Even though Hamas’s actions on October 7 directly led to and partially excused Israel’s brutal response in the eyes of the international community, polling shows that Palestinians do not see Hamas as the enemy: they see Israel, the country actively bombing them, as the enemy.
On October 7, Netanyahu vowed “mighty vengeance” against Hamas for the death of around 1100 people. What vengeance might Gazans seek after Israel has killed over 20,000 people in a country where the median age is 19, and made their homeland “uninhabitable?” Israel’s response, and any further actions it takes, will only continue to strengthen the message of Hamas or, if it is destroyed, the next organization created to continue in its memory. Bombs and guns may kill off Hamas, but they will not destroy the ideology behind it. But if bombs cannot kill off Hamas, what can?

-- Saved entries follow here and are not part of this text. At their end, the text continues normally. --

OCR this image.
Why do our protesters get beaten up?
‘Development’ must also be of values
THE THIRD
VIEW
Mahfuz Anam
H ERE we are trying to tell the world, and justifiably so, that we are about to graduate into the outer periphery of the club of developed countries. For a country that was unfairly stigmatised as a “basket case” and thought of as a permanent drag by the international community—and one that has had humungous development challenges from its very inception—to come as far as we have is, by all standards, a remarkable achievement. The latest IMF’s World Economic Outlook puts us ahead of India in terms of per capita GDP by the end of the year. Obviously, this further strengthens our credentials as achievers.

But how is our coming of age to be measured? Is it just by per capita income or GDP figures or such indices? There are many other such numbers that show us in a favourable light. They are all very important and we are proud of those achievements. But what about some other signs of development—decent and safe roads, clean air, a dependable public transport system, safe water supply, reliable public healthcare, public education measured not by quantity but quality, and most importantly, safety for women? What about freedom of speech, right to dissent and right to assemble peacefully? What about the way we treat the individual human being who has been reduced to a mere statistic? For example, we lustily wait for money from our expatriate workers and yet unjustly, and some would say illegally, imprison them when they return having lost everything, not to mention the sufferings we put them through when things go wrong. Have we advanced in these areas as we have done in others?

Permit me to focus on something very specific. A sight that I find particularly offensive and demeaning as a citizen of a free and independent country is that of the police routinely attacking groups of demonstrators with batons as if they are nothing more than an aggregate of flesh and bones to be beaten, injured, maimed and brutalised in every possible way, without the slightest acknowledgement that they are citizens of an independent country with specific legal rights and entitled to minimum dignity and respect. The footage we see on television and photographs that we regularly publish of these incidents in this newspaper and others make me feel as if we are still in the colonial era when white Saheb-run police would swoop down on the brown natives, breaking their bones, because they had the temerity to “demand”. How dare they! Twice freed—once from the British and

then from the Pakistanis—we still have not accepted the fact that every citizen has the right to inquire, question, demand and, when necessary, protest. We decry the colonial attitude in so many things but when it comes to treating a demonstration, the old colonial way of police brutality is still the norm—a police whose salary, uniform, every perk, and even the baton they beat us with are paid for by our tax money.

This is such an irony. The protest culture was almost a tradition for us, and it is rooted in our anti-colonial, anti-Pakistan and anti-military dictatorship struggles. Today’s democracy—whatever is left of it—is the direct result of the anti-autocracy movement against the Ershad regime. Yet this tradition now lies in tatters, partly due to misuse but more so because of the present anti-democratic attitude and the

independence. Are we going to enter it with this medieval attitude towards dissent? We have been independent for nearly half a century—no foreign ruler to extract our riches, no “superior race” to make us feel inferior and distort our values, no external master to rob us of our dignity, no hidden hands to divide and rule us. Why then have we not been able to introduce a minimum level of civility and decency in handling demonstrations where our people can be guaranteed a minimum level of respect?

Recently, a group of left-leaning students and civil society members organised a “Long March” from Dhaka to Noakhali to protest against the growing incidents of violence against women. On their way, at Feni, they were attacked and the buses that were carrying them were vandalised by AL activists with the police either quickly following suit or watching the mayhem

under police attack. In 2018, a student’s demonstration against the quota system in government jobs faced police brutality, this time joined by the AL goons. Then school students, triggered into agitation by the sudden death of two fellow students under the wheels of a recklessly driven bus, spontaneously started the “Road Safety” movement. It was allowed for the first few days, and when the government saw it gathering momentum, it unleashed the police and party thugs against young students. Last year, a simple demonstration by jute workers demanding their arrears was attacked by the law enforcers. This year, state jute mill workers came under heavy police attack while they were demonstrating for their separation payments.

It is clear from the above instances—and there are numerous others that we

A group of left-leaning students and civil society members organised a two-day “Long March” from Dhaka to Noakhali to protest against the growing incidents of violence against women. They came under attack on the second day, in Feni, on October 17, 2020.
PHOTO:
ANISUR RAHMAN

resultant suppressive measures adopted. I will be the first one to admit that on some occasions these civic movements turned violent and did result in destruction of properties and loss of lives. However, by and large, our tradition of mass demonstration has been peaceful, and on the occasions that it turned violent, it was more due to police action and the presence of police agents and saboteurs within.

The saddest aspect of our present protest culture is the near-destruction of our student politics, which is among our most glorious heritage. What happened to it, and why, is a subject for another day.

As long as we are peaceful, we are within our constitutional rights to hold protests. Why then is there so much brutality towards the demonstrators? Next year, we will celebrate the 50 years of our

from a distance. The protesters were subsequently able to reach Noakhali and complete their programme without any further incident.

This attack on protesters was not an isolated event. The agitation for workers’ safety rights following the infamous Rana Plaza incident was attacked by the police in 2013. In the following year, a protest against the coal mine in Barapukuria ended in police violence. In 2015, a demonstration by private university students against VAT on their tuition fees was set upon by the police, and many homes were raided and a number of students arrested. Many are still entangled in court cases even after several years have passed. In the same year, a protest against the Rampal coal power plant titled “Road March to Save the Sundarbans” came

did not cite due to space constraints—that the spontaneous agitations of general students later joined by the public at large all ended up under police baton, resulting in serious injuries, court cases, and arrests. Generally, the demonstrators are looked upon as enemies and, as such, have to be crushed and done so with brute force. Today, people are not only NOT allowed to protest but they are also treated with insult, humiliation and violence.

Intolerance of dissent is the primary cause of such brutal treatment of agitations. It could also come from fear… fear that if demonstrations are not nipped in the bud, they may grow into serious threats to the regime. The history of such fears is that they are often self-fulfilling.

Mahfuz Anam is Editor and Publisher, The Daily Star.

Although Israel does not have any easy or immediate solutions to this issue, the only thing that can kill radicalization is stability, something that Israel cannot produce without Palestinian cooperation but can certainly move Palestine towards. First, and most importantly, Israel should listen to the international communities’ calls for a ceasefire, ending the devastation it has inflicted upon Gaza and allowing it to heal.
Second, Israel should end its occupation of the West Bank and East Jerusalem, giving Palestinians the state they so desperately desire. According to the United Nations, Israel has illegally occupied East Jerusalem, West Bank, and Gaza since 1967, after a six-day war between Israel and neighboring Arab states. Hamas, the Palestinian Authority, and most of the international community support a deal creating a Palestinian state with these three regions. However, Israel has continuously refused the deal for various reasons, the most significant of which has been their claim to the entirety of Jerusalem. Furthermore, creating this state would require Israel to dismantle its own illegal settlements in East Jerusalem and the West Bank, something it is unlikely to do anytime soon.
Third, Israel must allow Palestine to return to its former self, ending its physical blockade of economic activity in Gaza and allowing trade to flow in and out of the city. Gaza needs to rebuild, reconstructing the 50 percent of its infrastructure that Israel destroyed as well as building a new airport and seaport, both of which Israel destroyed more than twenty years ago during or shortly after they were constructed.
Outside of committing to a ceasefire, none of these steps will be easy nor likely to occur, as Israel openly states that it opposes the existence of a Palestinian state. The last prime minister who tried to create such a state was assassinated by a far-right law student with views that, according to Doron Weber of Haaretz, are not all that different from modern Israeli politicians like Benjamin Netanyahu and Ben-Gvir. Israel has not meaningfully attempted to create a Palestinian state since. But without change, Hamas will only continue to grow in popularity, and violence may soon supersede diplomacy as Palestine’s strategy to resist Israel.